Tifosi o studiosi?

C’era una volta il calcio di cui tutti, più o meno, potevano discutere


Via Kolarov, peraltro a buon prezzo, arriva Garrido: “e chi cazz’è?”, chioserebbe Felice Caccamo risollevandosi di colpo sullo schienale della poltrona.
Commento che suona in realtà un po’ ingeneroso per il 24enne spagnolo, proveniente da un campionato seguitissimo all’estero e da un club sulla cresta dell’onda, almeno per capacità di spesa.
Il formidabile personaggio di Teocoli e il suo tormentone diventano, però, d’attualità se si lancia uno sguardo d’insieme sul mercato biancoceleste e sui nomi attorno ai quali sembra ruotare.
Già non sarebbe facile esprimersi con cognizione di causa sull’ambientamento di un giovane dell’Atalanta o di uno svincolato del Chievo, che in molti hanno perlomeno visto giocare.
Figuriamoci quanti sono in grado di farlo su Hernanes e gli altri sudamericani, emersi in tornei assai meno visibili sul piano mediatico e che pongono l’incognita – sebbene meno urgente rispetto a un tempo – dell’adattamento al calcio europeo.
Poveri tifosi, quelli laziali in particolare. Avrebbero l’umano desiderio di sapere se la loro squadra si sta attrezzando per la stagione a venire e si ritrovano a forza nei panni di talent-scout, magari con atlante al seguito per collocare sulla cartina qualche club di non immediata localizzazione.
Si interrogano – la questione è strettamente collegata alla precedente – sulla situazione societaria o sulla disponibilità finanziaria in sede di mercato, ed eccoli costretti ad improvvisarsi esperti di bilanci, per decifrare notizie inattendibili alla luce di competenze tutt’altro che ovvie anche per un addetto ai lavori.
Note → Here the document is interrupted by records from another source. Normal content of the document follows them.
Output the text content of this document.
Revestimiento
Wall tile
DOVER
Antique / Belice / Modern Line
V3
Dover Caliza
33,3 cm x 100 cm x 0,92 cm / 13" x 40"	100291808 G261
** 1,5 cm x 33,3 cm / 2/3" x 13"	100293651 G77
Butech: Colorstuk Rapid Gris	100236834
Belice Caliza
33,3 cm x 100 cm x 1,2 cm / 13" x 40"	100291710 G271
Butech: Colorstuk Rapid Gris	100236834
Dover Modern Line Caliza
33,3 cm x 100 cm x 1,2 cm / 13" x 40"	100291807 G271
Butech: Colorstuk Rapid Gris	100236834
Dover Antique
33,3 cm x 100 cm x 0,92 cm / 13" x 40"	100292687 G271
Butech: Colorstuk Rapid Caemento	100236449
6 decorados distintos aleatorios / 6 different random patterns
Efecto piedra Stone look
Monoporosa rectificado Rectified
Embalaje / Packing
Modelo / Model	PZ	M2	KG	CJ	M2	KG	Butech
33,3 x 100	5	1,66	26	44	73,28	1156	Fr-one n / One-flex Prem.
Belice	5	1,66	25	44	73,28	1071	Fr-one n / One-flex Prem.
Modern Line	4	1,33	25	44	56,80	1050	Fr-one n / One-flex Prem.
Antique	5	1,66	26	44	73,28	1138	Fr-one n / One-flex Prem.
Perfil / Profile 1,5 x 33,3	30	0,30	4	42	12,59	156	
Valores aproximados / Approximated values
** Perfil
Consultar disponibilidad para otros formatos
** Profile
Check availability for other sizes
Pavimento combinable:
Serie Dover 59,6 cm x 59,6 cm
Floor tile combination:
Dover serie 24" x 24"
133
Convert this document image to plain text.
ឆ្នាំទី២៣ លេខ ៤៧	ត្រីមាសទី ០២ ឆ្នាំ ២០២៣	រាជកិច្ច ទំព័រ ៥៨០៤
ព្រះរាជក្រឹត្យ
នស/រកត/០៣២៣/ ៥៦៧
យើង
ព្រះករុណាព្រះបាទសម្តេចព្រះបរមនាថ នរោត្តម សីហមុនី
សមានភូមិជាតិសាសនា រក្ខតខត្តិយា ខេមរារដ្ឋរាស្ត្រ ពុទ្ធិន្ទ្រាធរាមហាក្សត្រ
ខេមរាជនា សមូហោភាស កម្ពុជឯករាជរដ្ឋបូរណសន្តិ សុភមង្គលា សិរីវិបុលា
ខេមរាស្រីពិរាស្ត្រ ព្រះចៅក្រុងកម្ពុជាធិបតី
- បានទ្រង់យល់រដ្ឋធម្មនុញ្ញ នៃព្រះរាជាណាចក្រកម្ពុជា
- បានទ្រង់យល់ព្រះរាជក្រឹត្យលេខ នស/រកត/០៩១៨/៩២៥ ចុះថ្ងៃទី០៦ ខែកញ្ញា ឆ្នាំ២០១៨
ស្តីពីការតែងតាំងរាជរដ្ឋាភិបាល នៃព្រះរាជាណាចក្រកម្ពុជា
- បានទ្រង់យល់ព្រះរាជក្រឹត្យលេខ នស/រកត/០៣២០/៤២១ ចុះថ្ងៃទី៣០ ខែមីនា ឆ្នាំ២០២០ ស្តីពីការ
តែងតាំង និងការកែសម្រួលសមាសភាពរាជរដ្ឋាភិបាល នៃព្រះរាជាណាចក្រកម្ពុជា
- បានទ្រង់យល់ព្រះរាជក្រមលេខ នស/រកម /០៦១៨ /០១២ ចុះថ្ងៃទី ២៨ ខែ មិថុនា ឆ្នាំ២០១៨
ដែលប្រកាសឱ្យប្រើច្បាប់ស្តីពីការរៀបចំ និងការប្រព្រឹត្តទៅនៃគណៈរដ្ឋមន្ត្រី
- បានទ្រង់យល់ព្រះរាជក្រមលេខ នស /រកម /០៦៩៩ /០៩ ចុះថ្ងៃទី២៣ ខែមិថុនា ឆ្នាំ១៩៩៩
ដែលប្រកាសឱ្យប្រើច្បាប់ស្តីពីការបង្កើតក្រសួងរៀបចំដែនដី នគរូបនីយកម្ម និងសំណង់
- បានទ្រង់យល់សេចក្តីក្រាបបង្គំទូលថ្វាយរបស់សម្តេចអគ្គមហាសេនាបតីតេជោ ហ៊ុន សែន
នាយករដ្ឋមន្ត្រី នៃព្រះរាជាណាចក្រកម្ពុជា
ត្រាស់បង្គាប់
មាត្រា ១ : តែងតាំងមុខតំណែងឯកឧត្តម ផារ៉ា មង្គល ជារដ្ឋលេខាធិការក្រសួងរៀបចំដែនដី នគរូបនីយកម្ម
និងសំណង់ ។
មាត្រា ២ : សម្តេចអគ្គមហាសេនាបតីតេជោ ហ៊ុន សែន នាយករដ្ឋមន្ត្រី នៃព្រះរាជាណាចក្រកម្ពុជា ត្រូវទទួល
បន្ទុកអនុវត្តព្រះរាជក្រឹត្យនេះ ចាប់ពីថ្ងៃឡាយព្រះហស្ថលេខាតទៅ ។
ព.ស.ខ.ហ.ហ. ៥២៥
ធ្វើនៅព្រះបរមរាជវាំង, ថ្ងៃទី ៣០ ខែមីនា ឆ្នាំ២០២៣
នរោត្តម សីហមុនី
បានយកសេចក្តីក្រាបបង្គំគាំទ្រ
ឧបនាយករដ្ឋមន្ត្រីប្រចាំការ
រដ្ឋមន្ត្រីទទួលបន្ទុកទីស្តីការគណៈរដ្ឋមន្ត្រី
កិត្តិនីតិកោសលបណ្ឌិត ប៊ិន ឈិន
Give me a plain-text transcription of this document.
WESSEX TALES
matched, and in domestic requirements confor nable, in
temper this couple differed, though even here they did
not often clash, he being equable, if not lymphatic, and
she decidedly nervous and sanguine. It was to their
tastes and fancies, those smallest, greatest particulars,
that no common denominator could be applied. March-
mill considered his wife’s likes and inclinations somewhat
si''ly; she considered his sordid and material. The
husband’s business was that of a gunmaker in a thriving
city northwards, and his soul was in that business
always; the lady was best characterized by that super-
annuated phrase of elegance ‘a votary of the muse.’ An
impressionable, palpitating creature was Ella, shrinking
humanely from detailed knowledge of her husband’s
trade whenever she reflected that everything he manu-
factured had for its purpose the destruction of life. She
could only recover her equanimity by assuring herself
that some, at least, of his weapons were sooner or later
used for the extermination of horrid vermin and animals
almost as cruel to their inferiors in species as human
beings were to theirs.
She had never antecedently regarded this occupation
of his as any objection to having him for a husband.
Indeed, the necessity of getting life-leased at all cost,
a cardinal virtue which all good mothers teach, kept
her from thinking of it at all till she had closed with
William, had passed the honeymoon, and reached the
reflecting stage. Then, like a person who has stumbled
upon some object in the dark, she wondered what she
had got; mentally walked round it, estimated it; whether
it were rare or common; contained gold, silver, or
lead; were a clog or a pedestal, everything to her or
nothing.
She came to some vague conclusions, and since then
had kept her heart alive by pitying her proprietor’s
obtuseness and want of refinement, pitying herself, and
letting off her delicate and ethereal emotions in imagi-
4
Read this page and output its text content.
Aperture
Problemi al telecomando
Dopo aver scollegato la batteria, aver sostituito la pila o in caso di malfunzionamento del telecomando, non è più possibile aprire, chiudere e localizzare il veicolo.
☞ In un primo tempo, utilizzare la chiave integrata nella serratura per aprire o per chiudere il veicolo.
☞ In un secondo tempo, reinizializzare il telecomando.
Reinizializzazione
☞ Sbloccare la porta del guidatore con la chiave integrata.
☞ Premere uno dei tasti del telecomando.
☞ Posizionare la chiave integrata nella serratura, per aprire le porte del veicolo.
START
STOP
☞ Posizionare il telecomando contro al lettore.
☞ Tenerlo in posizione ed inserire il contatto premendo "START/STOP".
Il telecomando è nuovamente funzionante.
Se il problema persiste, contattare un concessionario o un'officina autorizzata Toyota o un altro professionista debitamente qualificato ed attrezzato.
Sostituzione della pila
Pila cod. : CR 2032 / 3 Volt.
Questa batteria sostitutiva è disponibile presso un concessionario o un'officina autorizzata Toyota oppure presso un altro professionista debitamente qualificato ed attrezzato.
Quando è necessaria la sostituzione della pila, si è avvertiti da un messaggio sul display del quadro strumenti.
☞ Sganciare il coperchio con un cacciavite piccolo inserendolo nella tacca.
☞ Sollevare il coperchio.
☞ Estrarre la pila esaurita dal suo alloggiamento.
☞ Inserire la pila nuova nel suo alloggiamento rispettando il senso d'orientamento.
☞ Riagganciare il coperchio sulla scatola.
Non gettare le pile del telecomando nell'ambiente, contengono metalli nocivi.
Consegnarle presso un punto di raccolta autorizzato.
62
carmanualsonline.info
Intendiamoci: ben vengano Lotito e la sua difesa del Fort Apache “calcio” contro il “pallone” a furor di popolo, i cui umori avrebbero già dirottato la storia della Lazio su un binario morto.
Ma il divorzio fra le chiacchiere da bar e il calcio, trasformato in un complicatissimo trust socio-politico-economico alla portata di pochi, è un altro passo verso il definitivo snaturamento di quello che conoscevamo come “il gioco più bello del mondo”.